According to a Facebook post from the Russian LGBT Network, the activists included Anastasiya Smirnova, Aleksandra Semenova, and a pregnant woman. All four activists were taken to the 16th precinct police department, where they were reportedly released around 9 a.m. Pacific today. The activists were charged with "participation in an illegal public assembly," according to a post on Smirnova's Facebook page. While she was still detained, Smirnova managed to post a poignant question on Facebook: "Detention for a photo with a banner — isn't it an amazing way to celebrate the Opening of the Games? #CheersToSochi," she wrote.
Just hours later, as many as 10 LGBT activists were arrested in Moscow's Red Square as they sang the Russian national anthem and waved rainbow and Russian flags.
According to Russian journalist and AP photographer Yury Gavrikov, those arrested included Elena Kostyuchenko, Anna Annenkov, Gleb Latnik, Rèjda Lynn Nicks, Nèmeni Olga Mazurova, Taya Polyakova, another Russian woman and two Swedish women. All those arrested were taken to the Moscow police station.

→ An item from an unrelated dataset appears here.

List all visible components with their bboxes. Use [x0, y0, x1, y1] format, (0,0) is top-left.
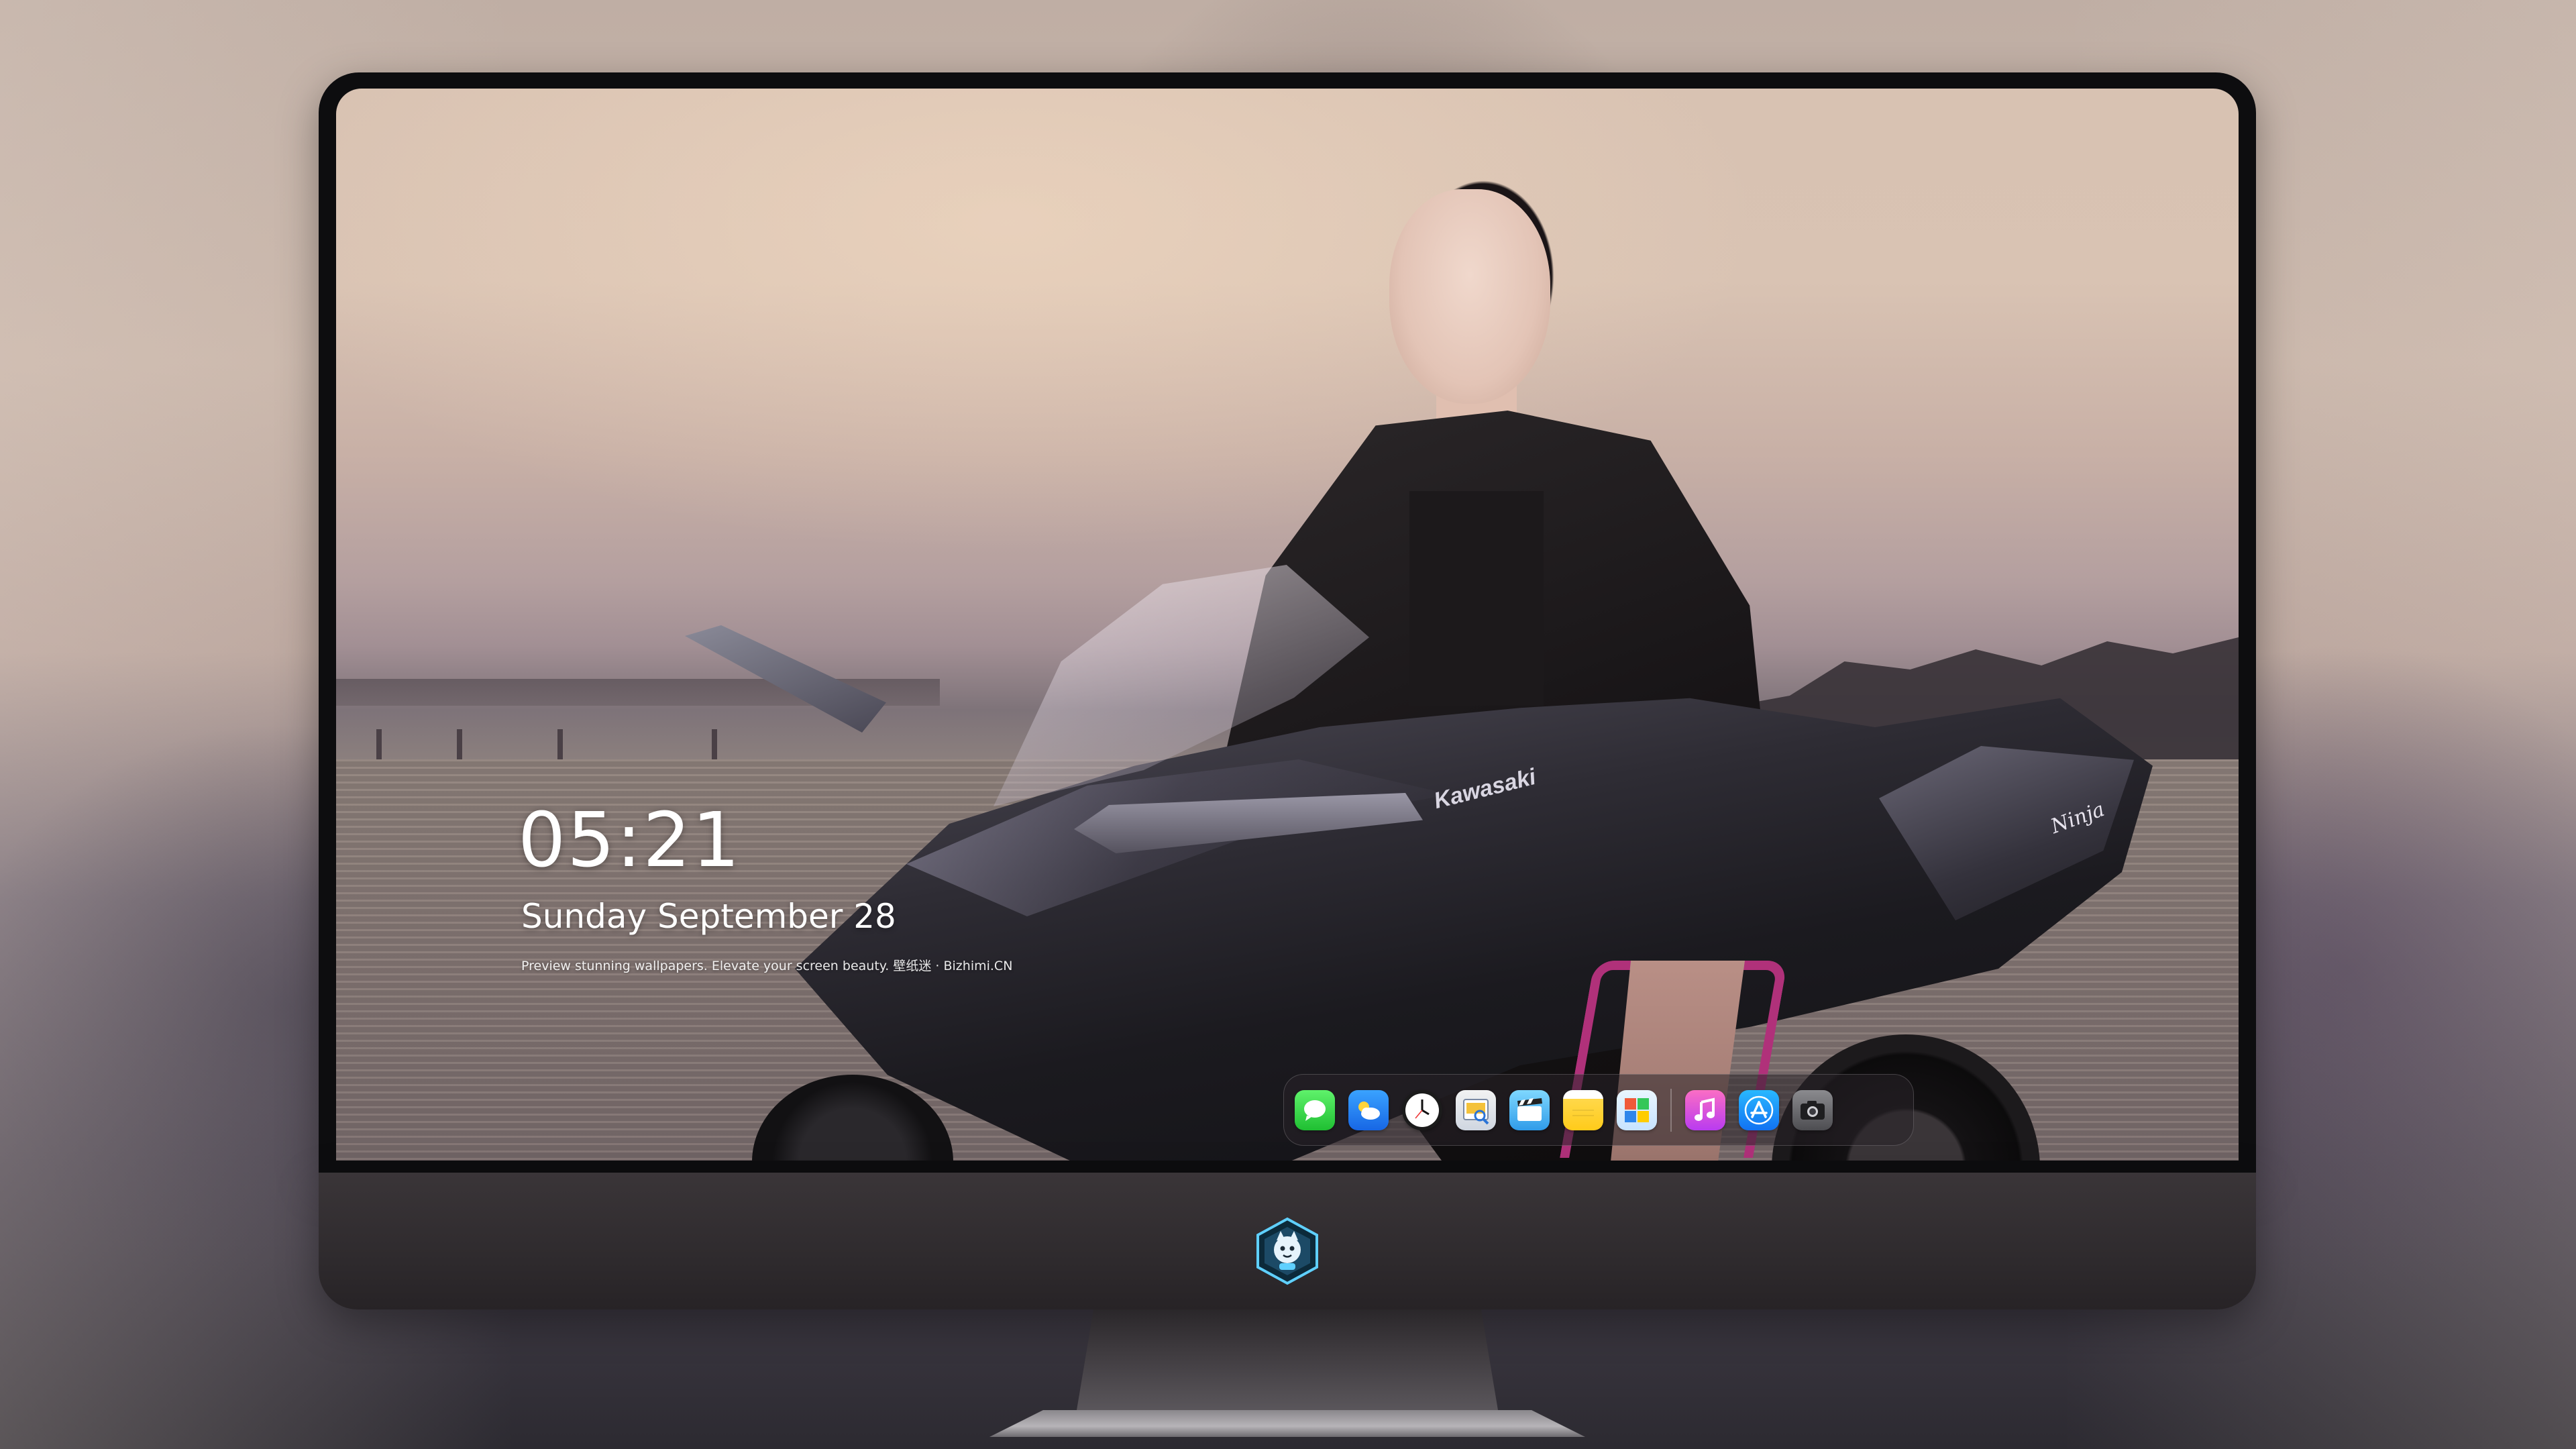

Gavrikov posted this video of the activists being detained as they sang the Russian National Anthem, apparently filmed by LGBT site Grani.ru:
But while Russian police are often suspiciously quick to arrest LGBT demonstrators, they reportedly left an antigay demonstration in Sochi carry on uninterrupted. Sports Illustrated posted video of the small demonstration, noting that its staffers stumbled across the protest outside the Sochi train station. The picketers held signs in Russian and English, including a classic that LGBT Americans are likely familiar with seeing at Pride celebrations, declaring that "Homo Sex Is Sin." Watch a brief video of the antigay rally in Sochi below:
As SI notes, the demonstration in Sochi appears to violate the ban on demonstrations in the Olympic host city issued by President Vladimir Putin last year. The Kremlin and the International Olympic Committee did backtrack on the blanket ban on demonstrations slightly last month, when IOC president Thomas Bach announced that a special "protest zone" would be set up for those wishing to demonstrate in the neighboring town of Khosta, approximately seven miles from the arenas in Olympic Park. Even those demonstrations in the designated zone, however, must be approved by the government and reportedly cannot pertain directly to the Olympics.